Город качался и плыл под ногами, пурга убаюкивала, мысли путались… От бесконечного мельтешения снега перед глазами голова и впрямь закружилась.
«Может, назад повернуть? Все равно ведь не знаю точного адреса… мелькнула в нем мысль-искусительница. — Ни за что! Я тогда никогда не стану собой…»
И почему так — почему эта упрямая убежденность вдруг утвердилась в нем, Никита не понимал — он просто знал это. И это знание, рожденное любовью, вьюгой, опасностью и одиночеством, вдруг придало ему сил. Он почувствовал, что должен идти против ветра — отныне и всегда — и только так, не сдаваясь, не уклоняясь от избранного пути, сможет стать настоящим мужчиной. Таким, который не прячется за чужие спины, не изменяет принятых решений и идет к своей цели.
Он приподнял повыше воротник своей короткой дубленки и, наклонив голову, чтобы снег не слепил глаза, двинулся вперед.
— Есть упоение в бою, И бездны мрачной на краю, И в разъяренном океане, Средь грозных волн и бурной тьмы, И в аравийском урагане, И в дуновении чумы… — выдыхал он во мглу чеканные строки Пушкина. И ритм стиха влек его за собой.
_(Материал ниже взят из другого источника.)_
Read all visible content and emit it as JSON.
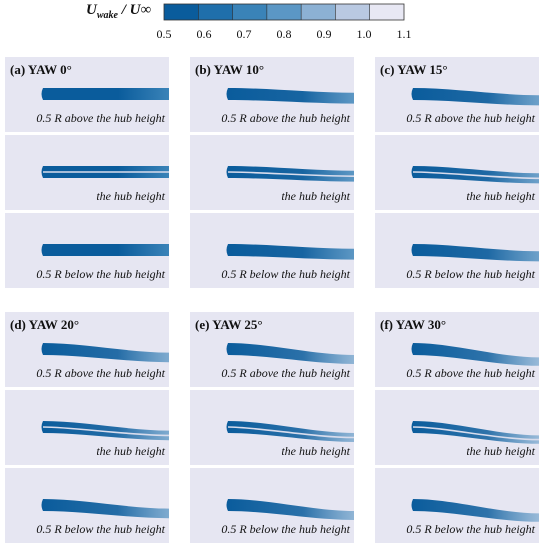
{
  "chart_data": {
    "type": "heatmap",
    "colorbar": {
      "label_main": "U",
      "label_sub": "wake",
      "label_rest": " / U",
      "label_inf": "∞",
      "ticks": [
        0.5,
        0.6,
        0.7,
        0.8,
        0.9,
        1.0,
        1.1
      ],
      "tick_labels": [
        "0.5",
        "0.6",
        "0.7",
        "0.8",
        "0.9",
        "1.0",
        "1.1"
      ],
      "colors": [
        "#0a5c9c",
        "#1f6fab",
        "#3a83b8",
        "#5b97c5",
        "#8cb1d4",
        "#b9c9e2",
        "#e8e8f4"
      ]
    },
    "panels": [
      {
        "title": "(a) YAW 0°",
        "yaw_deg": 0
      },
      {
        "title": "(b) YAW 10°",
        "yaw_deg": 10
      },
      {
        "title": "(c) YAW 15°",
        "yaw_deg": 15
      },
      {
        "title": "(d) YAW 20°",
        "yaw_deg": 20
      },
      {
        "title": "(e) YAW 25°",
        "yaw_deg": 25
      },
      {
        "title": "(f) YAW 30°",
        "yaw_deg": 30
      }
    ],
    "planes": [
      {
        "caption": "0.5 R above the hub height"
      },
      {
        "caption": "the hub height"
      },
      {
        "caption": "0.5 R below the hub height"
      }
    ],
    "background_color": "#e6e6f2"
  }
}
И странное дело — внезапно Кит ощутил в себе такую уверенность, такой прилив сил, которых прежде не ощущал. Он вдруг понял, что счастлив. Он существует не зря — у него есть его родной город, его любимая девочка, родители, которые ждут его, книги, стихи и… что-то ещё — что-то иное, высшее существующее во всем… Он ясно ощутил чье-то невидимое благое присутствие и… неожиданно еле слышно — одними губами — прошептал:
— Господи, помоги мне!
«Да, конечно, я и гадать не гадал, что мне — наяву — доведется встретится с проявлением темных сил… Но… раз они есть, ведь это значит, что и чудеса тоже есть! И высшая благая защита — покров небесный! И Николай Угодник, и Матерь Божья и Тот, Кто рождается завтра в ночь… Даже подумать страшно, что это — реальность, самая настоящая — та, которая была, есть и будет, а мы… мы как дым. И может быть, то, во что ты веришь — и станет твоей реальностью. И здесь, на земле, и потом… Да, — повторил он и улыбнулся — так захватила и поразила его эта мысль, — я где-то читал, что мысли… они воплощаются. И мама так говорит. Так пусть воплотится все самое доброе и хорошее в эти дни. Для всех — и для города, и для людей, и для тех, кто уже там — в мире ином… для всех, кто любит и верит — пусть для всех совершится чудо… Рождество! Да… пусть будет так!»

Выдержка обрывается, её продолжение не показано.